After considering the state report of Azerbaijan at the 82nd session (June 15-16, 2022), the UN CEDAW recommended the complete abolition of occupational bans, encouraging the employment of women in previously prohibited jobs, and applying labour restrictions only in specific cases. The social platform Gender Hub Azerbaijan, which defends women’s rights, has joined the #AllJobs4AllWomen campaign and is developing advocacy for gender equality in the world of work, including advocating for the abolition of the list of jobs prohibited for women in Azerbaijan.
On June 3, 2022, during a meeting of the National Council on Gender Policy under the Council of Ministers of the Republic of Belarus, representatives of the Ministry of Labour and Social Protection once again announced their joint work with the Ministry of Health to reduce by about half the list of 181 hard jobs and jobs with harmful and (or) hazardous working conditions, which prohibits the involvement of women in labour. Plans to reduce the list of prohibited professions have been announced by the authorities of the Republic of Belarus about once every six months for the past five years. Almost all public organizations and media outlets that raise the issue of the discriminatory character of the list were outlawed: they were liquidated or declared extremist in the summer and autumn of 2021 during the mass repressive campaign of the authorities against civil society organizations. The Center for the Promotion of Women’s Rights in Belarus “Её права” (Her Rights), together with which ADC Memorial prepared a report “Discrimination against women in Belarus in the labour sphere” for the UN CEDAW in 2016, was also liquidated.

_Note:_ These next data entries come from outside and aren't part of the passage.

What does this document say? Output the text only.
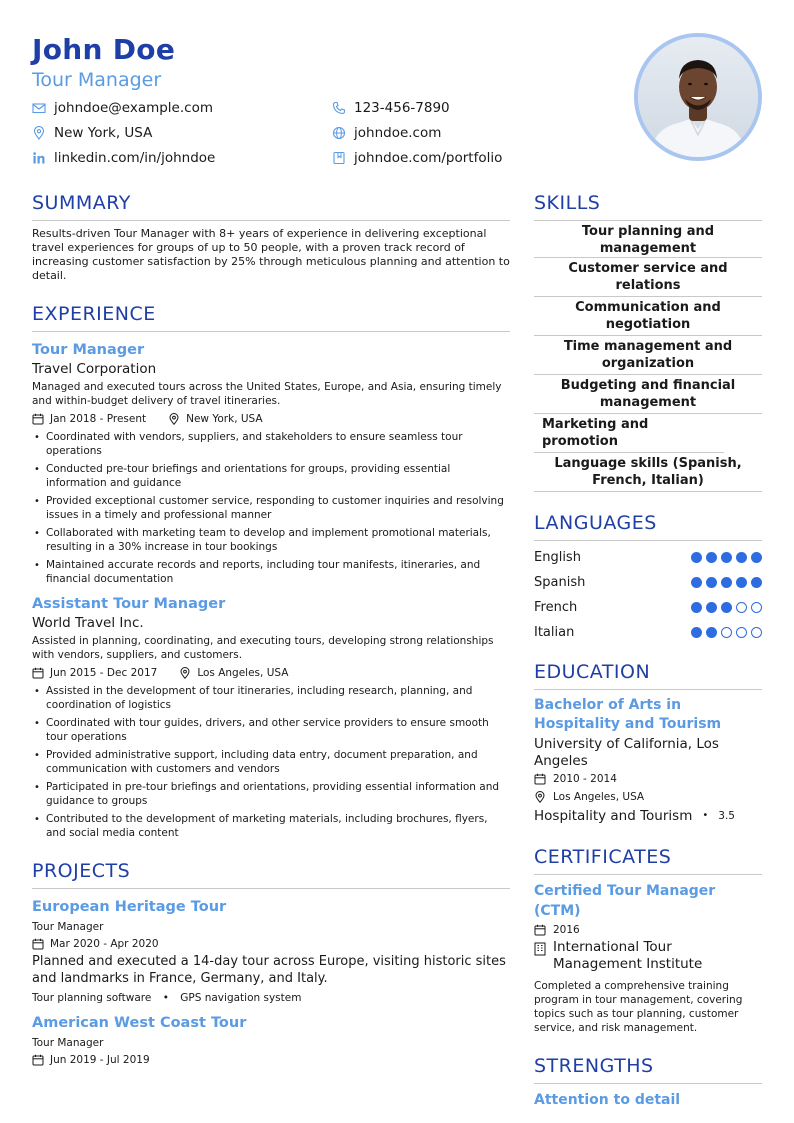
John Doe
Tour Manager
johndoe@example.com	123-456-7890
New York, USA	johndoe.com
linkedin.com/in/johndoe	johndoe.com/portfolio
SUMMARY
Results-driven Tour Manager with 8+ years of experience in delivering exceptional travel experiences for groups of up to 50 people, with a proven track record of increasing customer satisfaction by 25% through meticulous planning and attention to detail.
EXPERIENCE
Tour Manager
Travel Corporation
Managed and executed tours across the United States, Europe, and Asia, ensuring timely and within-budget delivery of travel itineraries.
Jan 2018 - Present	New York, USA
• Coordinated with vendors, suppliers, and stakeholders to ensure seamless tour operations
• Conducted pre-tour briefings and orientations for groups, providing essential information and guidance
• Provided exceptional customer service, responding to customer inquiries and resolving issues in a timely and professional manner
• Collaborated with marketing team to develop and implement promotional materials, resulting in a 30% increase in tour bookings
• Maintained accurate records and reports, including tour manifests, itineraries, and financial documentation
Assistant Tour Manager
World Travel Inc.
Assisted in planning, coordinating, and executing tours, developing strong relationships with vendors, suppliers, and customers.
Jun 2015 - Dec 2017	Los Angeles, USA
• Assisted in the development of tour itineraries, including research, planning, and coordination of logistics
• Coordinated with tour guides, drivers, and other service providers to ensure smooth tour operations
• Provided administrative support, including data entry, document preparation, and communication with customers and vendors
• Participated in pre-tour briefings and orientations, providing essential information and guidance to groups
• Contributed to the development of marketing materials, including brochures, flyers, and social media content
PROJECTS
European Heritage Tour
Tour Manager
Mar 2020 - Apr 2020
Planned and executed a 14-day tour across Europe, visiting historic sites and landmarks in France, Germany, and Italy.
Tour planning software • GPS navigation system
American West Coast Tour
Tour Manager
Jun 2019 - Jul 2019
SKILLS
Tour planning and management
Customer service and relations
Communication and negotiation
Time management and organization
Budgeting and financial management
Marketing and promotion
Language skills (Spanish, French, Italian)
LANGUAGES
English
Spanish
French
Italian
EDUCATION
Bachelor of Arts in Hospitality and Tourism
University of California, Los Angeles
2010 - 2014
Los Angeles, USA
Hospitality and Tourism • 3.5
CERTIFICATES
Certified Tour Manager (CTM)
2016
International Tour Management Institute
Completed a comprehensive training program in tour management, covering topics such as tour planning, customer service, and risk management.
STRENGTHS
Attention to detail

On 24 June, Decree No. 35 of the Ministry of Labour and Social Protection of 6 June 2022 came into force, according to which the list of hard work and work with harmful and (or) hazardous working conditions in which women are prohibited to work has been reduced to 88 types of work.

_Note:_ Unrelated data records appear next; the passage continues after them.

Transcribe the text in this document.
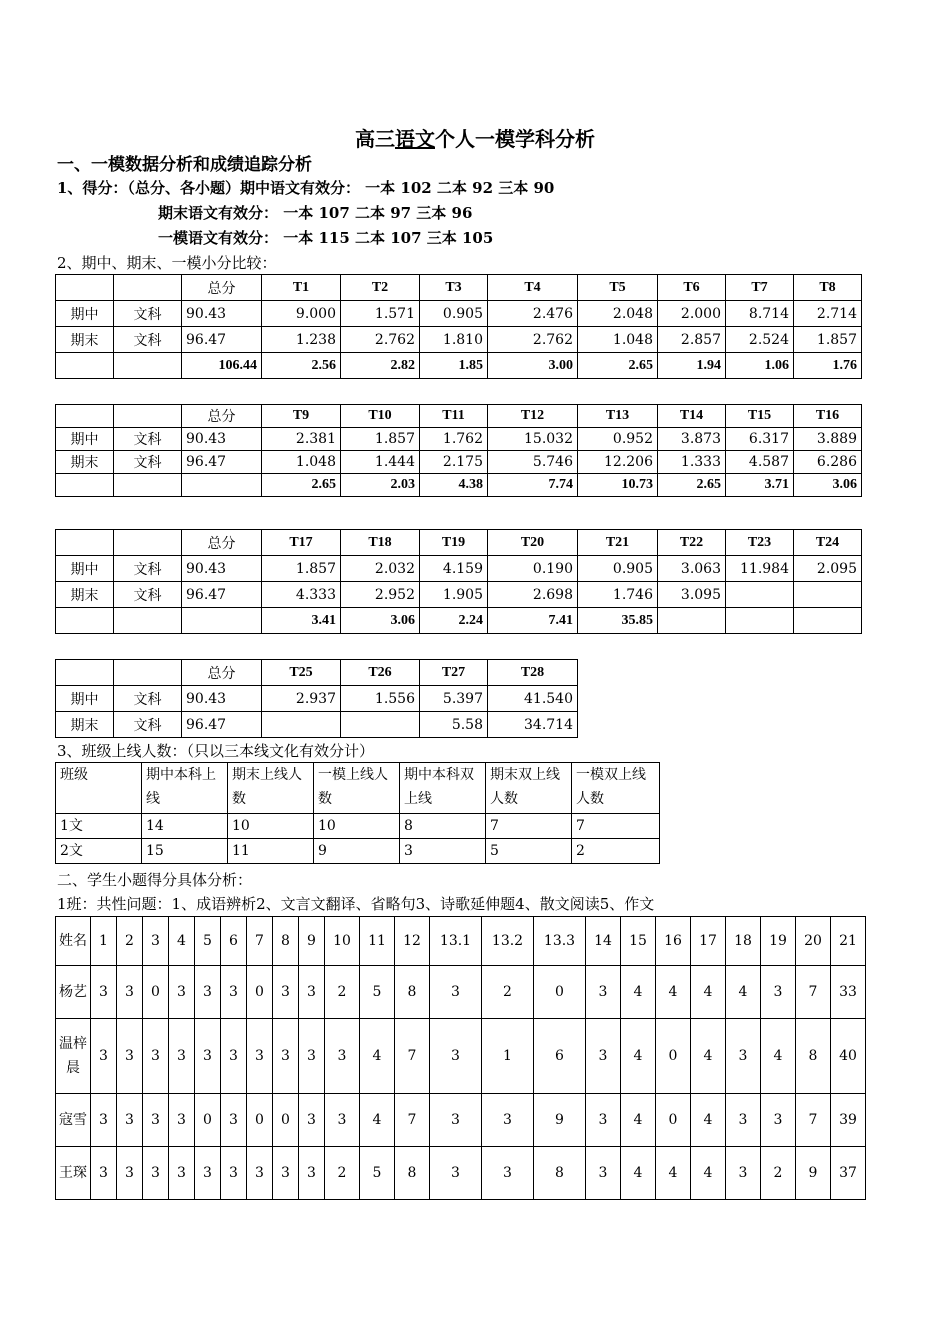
高三语文个人一模学科分析
一、一模数据分析和成绩追踪分析
1、得分：（总分、各小题）期中语文有效分： 一本 102 二本 92 三本 90
期末语文有效分： 一本 107 二本 97 三本 96
一模语文有效分： 一本 115 二本 107 三本 105
2、期中、期末、一模小分比较：
		总分	T1	T2	T3	T4	T5	T6	T7	T8
期中	文科	90.43	9.000	1.571	0.905	2.476	2.048	2.000	8.714	2.714
期末	文科	96.47	1.238	2.762	1.810	2.762	1.048	2.857	2.524	1.857
		106.44	2.56	2.82	1.85	3.00	2.65	1.94	1.06	1.76
		总分	T9	T10	T11	T12	T13	T14	T15	T16
期中	文科	90.43	2.381	1.857	1.762	15.032	0.952	3.873	6.317	3.889
期末	文科	96.47	1.048	1.444	2.175	5.746	12.206	1.333	4.587	6.286
			2.65	2.03	4.38	7.74	10.73	2.65	3.71	3.06
		总分	T17	T18	T19	T20	T21	T22	T23	T24
期中	文科	90.43	1.857	2.032	4.159	0.190	0.905	3.063	11.984	2.095
期末	文科	96.47	4.333	2.952	1.905	2.698	1.746	3.095		
			3.41	3.06	2.24	7.41	35.85			
		总分	T25	T26	T27	T28
期中	文科	90.43	2.937	1.556	5.397	41.540
期末	文科	96.47			5.58	34.714
3、班级上线人数：（只以三本线文化有效分计）
班级	期中本科上线	期末上线人数	一模上线人数	期中本科双上线	期末双上线人数	一模双上线人数
1文	14	10	10	8	7	7
2文	15	11	9	3	5	2
二、学生小题得分具体分析：
1班：共性问题：1、成语辨析2、文言文翻译、省略句3、诗歌延伸题4、散文阅读5、作文
姓名	1	2	3	4	5	6	7	8	9	10	11	12	13.1	13.2	13.3	14	15	16	17	18	19	20	21
杨艺	3	3	0	3	3	3	0	3	3	2	5	8	3	2	0	3	4	4	4	4	3	7	33
温梓晨	3	3	3	3	3	3	3	3	3	3	4	7	3	1	6	3	4	0	4	3	4	8	40
寇雪	3	3	3	3	0	3	0	0	3	3	4	7	3	3	9	3	4	0	4	3	3	7	39
王琛	3	3	3	3	3	3	3	3	3	2	5	8	3	3	8	3	4	4	4	3	2	9	37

By Act No. 128-VI of 02.03.2019, paragraph 1 of Article 243 of the Labour Code of Turkmenistan of 18 April 2009 has lost its force. It previously read:
The use of women’s labour in work with harmful, particularly difficult working conditions, except for non-physical work or sanitary and domestic service work, shall be restricted. The list of jobs with special (harmful or particularly difficult) working conditions in which the use of women’s labour is restricted is established by the specially authorized body referred to in Article 404, Paragraph 1, of the Labour Code, Turkmenstandartlary State Inspectorate and the Ministry of Health and the Medical Industry of Turkmenistan.

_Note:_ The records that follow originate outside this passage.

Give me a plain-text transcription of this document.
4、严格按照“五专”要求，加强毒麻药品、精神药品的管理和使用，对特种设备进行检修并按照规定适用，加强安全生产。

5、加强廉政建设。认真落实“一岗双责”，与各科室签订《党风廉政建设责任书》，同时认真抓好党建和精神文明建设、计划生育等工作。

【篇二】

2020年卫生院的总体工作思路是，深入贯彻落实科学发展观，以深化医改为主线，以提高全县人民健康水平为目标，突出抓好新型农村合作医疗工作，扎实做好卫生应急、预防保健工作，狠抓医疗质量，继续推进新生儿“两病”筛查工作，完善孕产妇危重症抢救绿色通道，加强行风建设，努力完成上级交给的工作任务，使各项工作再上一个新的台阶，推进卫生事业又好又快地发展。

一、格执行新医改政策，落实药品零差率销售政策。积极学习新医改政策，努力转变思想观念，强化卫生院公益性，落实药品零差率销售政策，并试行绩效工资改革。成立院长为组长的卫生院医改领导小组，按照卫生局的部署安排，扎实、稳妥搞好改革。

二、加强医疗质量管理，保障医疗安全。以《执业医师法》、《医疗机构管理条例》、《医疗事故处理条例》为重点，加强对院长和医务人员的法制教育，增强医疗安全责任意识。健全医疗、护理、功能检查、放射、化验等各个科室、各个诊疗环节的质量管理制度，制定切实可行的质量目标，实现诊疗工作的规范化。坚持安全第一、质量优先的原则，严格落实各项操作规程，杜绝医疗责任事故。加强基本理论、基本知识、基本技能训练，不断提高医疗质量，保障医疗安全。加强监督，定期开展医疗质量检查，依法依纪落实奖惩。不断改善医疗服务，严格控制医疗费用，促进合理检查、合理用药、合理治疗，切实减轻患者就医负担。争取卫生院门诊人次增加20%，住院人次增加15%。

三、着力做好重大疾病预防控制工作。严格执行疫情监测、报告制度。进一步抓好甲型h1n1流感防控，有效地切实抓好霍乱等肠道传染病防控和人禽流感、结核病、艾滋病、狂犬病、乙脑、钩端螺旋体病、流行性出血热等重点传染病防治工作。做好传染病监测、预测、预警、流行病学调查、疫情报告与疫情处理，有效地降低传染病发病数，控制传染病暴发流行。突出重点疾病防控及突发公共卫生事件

Information on the specific list of harmful and dangerous jobs, professions, and positions banned to women in place in Turkmenistan until 2019 could not be found in open sources.
Still in force is the restrictive Article 242. Jobs in which the employment of women’s labour is prohibited:
1. It is prohibited to engage pregnant women in night work, overtime work, work on weekends, non-working holidays and memorial days, as well as sending them on business trips.
2. Women may not lift or move by hand weights exceeding the maximum standards approved by the specially authorized body referred to in Article 404, Paragraph 1, of the Labour Code, Turkmenstandartlary State Inspectorate and the Ministry of Health and the Medical Industry of Turkmenistan.
The protective articles of the Labour Code (Chapter 1 of Section XIII) on the regulation of the labour of women and other persons with family responsibilities have stayed in force. These include guarantees for pregnant women and women with children upon admission to employment and termination of the labour contract; shorter working hours for pregnant women working in agricultural occupations; nursing breaks; transfer to a lighter job for pregnant women with the same salary as in the previous job; prohibition to engage in night work, to work overtime, to be sent on business trips without written consent, etc… The guarantees and benefits granted to women in connection with maternity extend to fathers bringing up children without a mother or carers.